En el otro extremo se sitúan aquellas personas que apenas tuvieron oportunidad de estudiar ni nunca pisaron la Universidad, pero poseen una sabiduría extraordinaria. Suelen ser personas que valoran la generosidad de nuestro planeta por todo lo que nos aporta y que saben a la perfección el esfuerzo que supone obtener los frutos del mar o la tierra. El trabajo, para estas personas, no es solo la condición imprescindible para la supervivencia, sino también la fuente principal de su conducta y ética. El apoyo mutuo ha sido la principal razón de nuestro éxito como especie. Y aquí vuelve a aparecer el amor como sustentador de la vida. La solidaridad dentro del grupo familiar o social es una de las formas de amor más eficaces para el sostenimiento de la existencia. El sentimiento de amor a los semejantes y a la naturaleza cuando alcanza cierta intensidad se trasforma en emociones trascendentes que han dado lugar a la religión, la poesía, la literatura y, en general, a la cultura y el arte. Buscamos con ahínco estos momentos de éxtasis, ya que nos hacen sentirnos vivos y próximos a planos más elevados de la existencia humana.

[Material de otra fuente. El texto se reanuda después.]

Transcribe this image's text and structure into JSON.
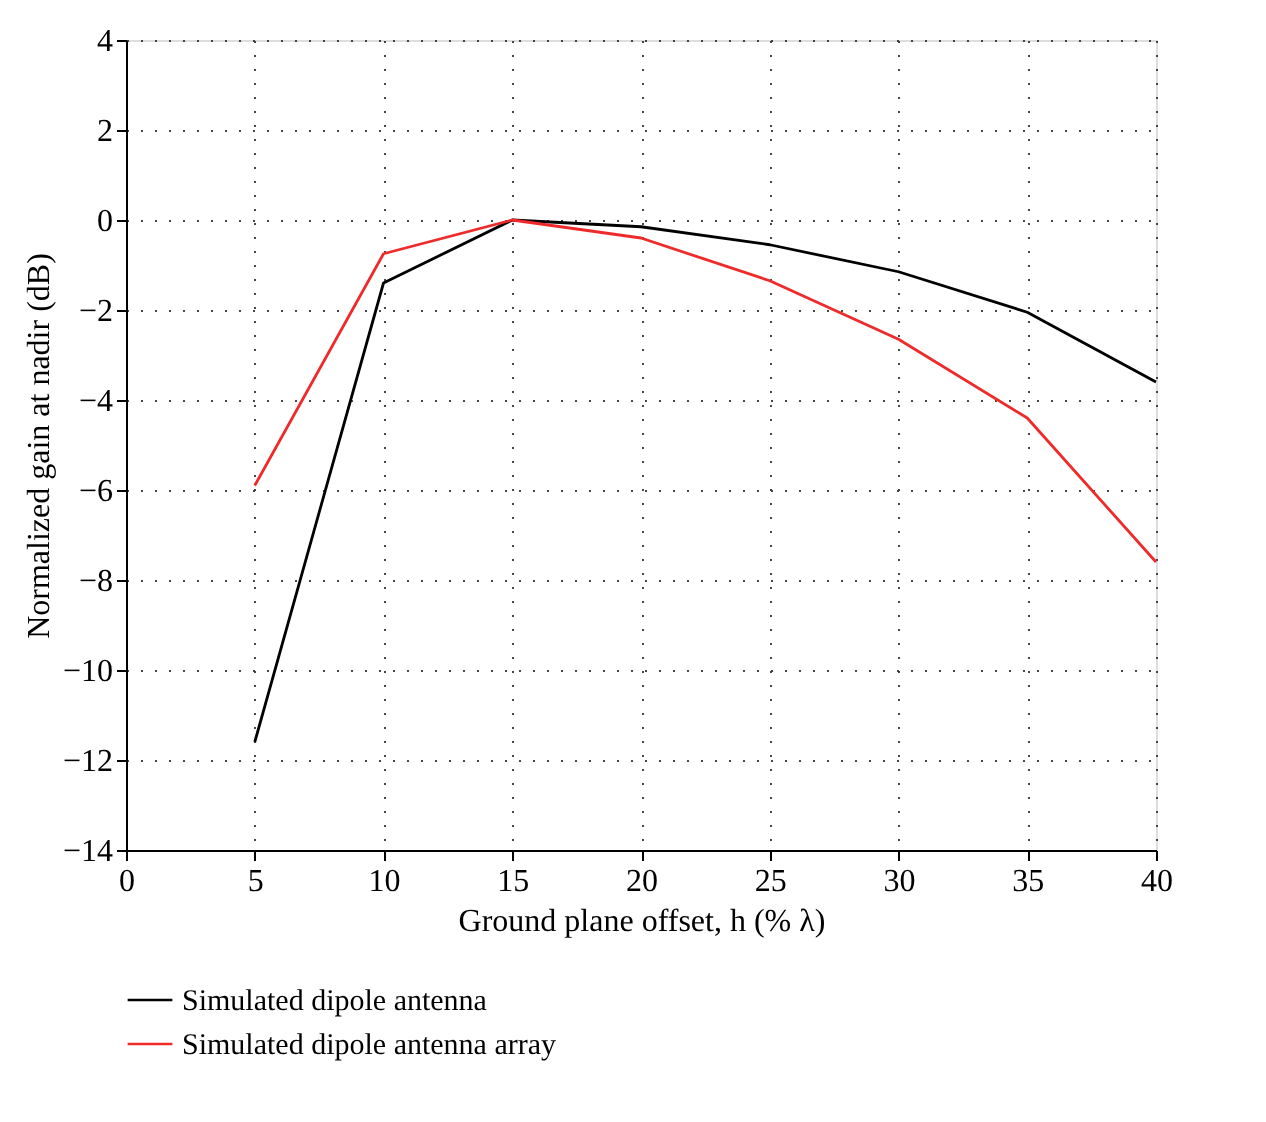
{
  "chart_data": {
    "type": "line",
    "xlabel": "Ground plane offset, h (% λ)",
    "ylabel": "Normalized gain at nadir (dB)",
    "x": [
      5,
      10,
      15,
      20,
      25,
      30,
      35,
      40
    ],
    "series": [
      {
        "name": "Simulated dipole antenna",
        "color": "#000000",
        "values": [
          -11.6,
          -1.4,
          0,
          -0.15,
          -0.55,
          -1.15,
          -2.05,
          -3.6
        ]
      },
      {
        "name": "Simulated dipole antenna array",
        "color": "#ee2a2a",
        "values": [
          -5.9,
          -0.75,
          0,
          -0.4,
          -1.35,
          -2.65,
          -4.4,
          -7.6
        ]
      }
    ],
    "xlim": [
      0,
      40
    ],
    "xticks": [
      0,
      5,
      10,
      15,
      20,
      25,
      30,
      35,
      40
    ],
    "ylim": [
      -14,
      4
    ],
    "yticks": [
      -14,
      -12,
      -10,
      -8,
      -6,
      -4,
      -2,
      0,
      2,
      4
    ],
    "grid": true,
    "legend": "bottom",
    "marker": "none",
    "line_style": "solid"
  }
}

La búsqueda del éxtasis lleva a algunos a escalar montañas o explorar grutas sumergidas, o bien a permanecer horas y horas en una profunda meditación. Por desgracia, también abundan los que buscan atajos insanos hacia el éxtasis, como la sensación de dominio sobre los demás o la pasajera sensación extática que aportan las drogas o el alcohol. Mi experiencia personal me ha enseñado que no hace falta emprender grandes proezas físicas ni irse muy lejos para alcanzar emociones trascendentes. Somos nosotros los que hacemos los lugares especiales y sagrados. La simple contemplación del amanecer, el sonido del viento soplando entre los árboles, el olor de la tierra tras la lluvia, el tacto de la piel de nuestros seres queridos, la palabra de amor de nuestras familiares y amigos, nos hace sentirnos vivos y agradecidos por la oportunidad que nos ofrece la tierra para gozar de una existencia plena y rica. Lo menos que se merece la tierra es que la amemos y que trabajemos juntos para restaurarla y recultivarla para los que estamos aquí y que los que vengan puedan disfrutarla. Este objetivo mundial tiene que traducirse en acciones concretas en los lugares en los que trabajamos y vivimos. Amar a Ceuta es luchar por ella por encima de nuestros intereses inmediatos. Tenemos ante nosotros la oportunidad de diseñar y emprender un ambicioso proyecto de restauración de nuestro patrimonio natural y cultural que devuelva a nuestro territorio muchos elementos naturales que hemos dañado durante el alocado tiempo del desarrollismo salvaje. El momento es ahora y el reto tan elevado como los logros a nuestro alcance. Solo necesitamos poner en circulación la fuente del amor y de la vida que con tanta fuerza brota de Ceuta.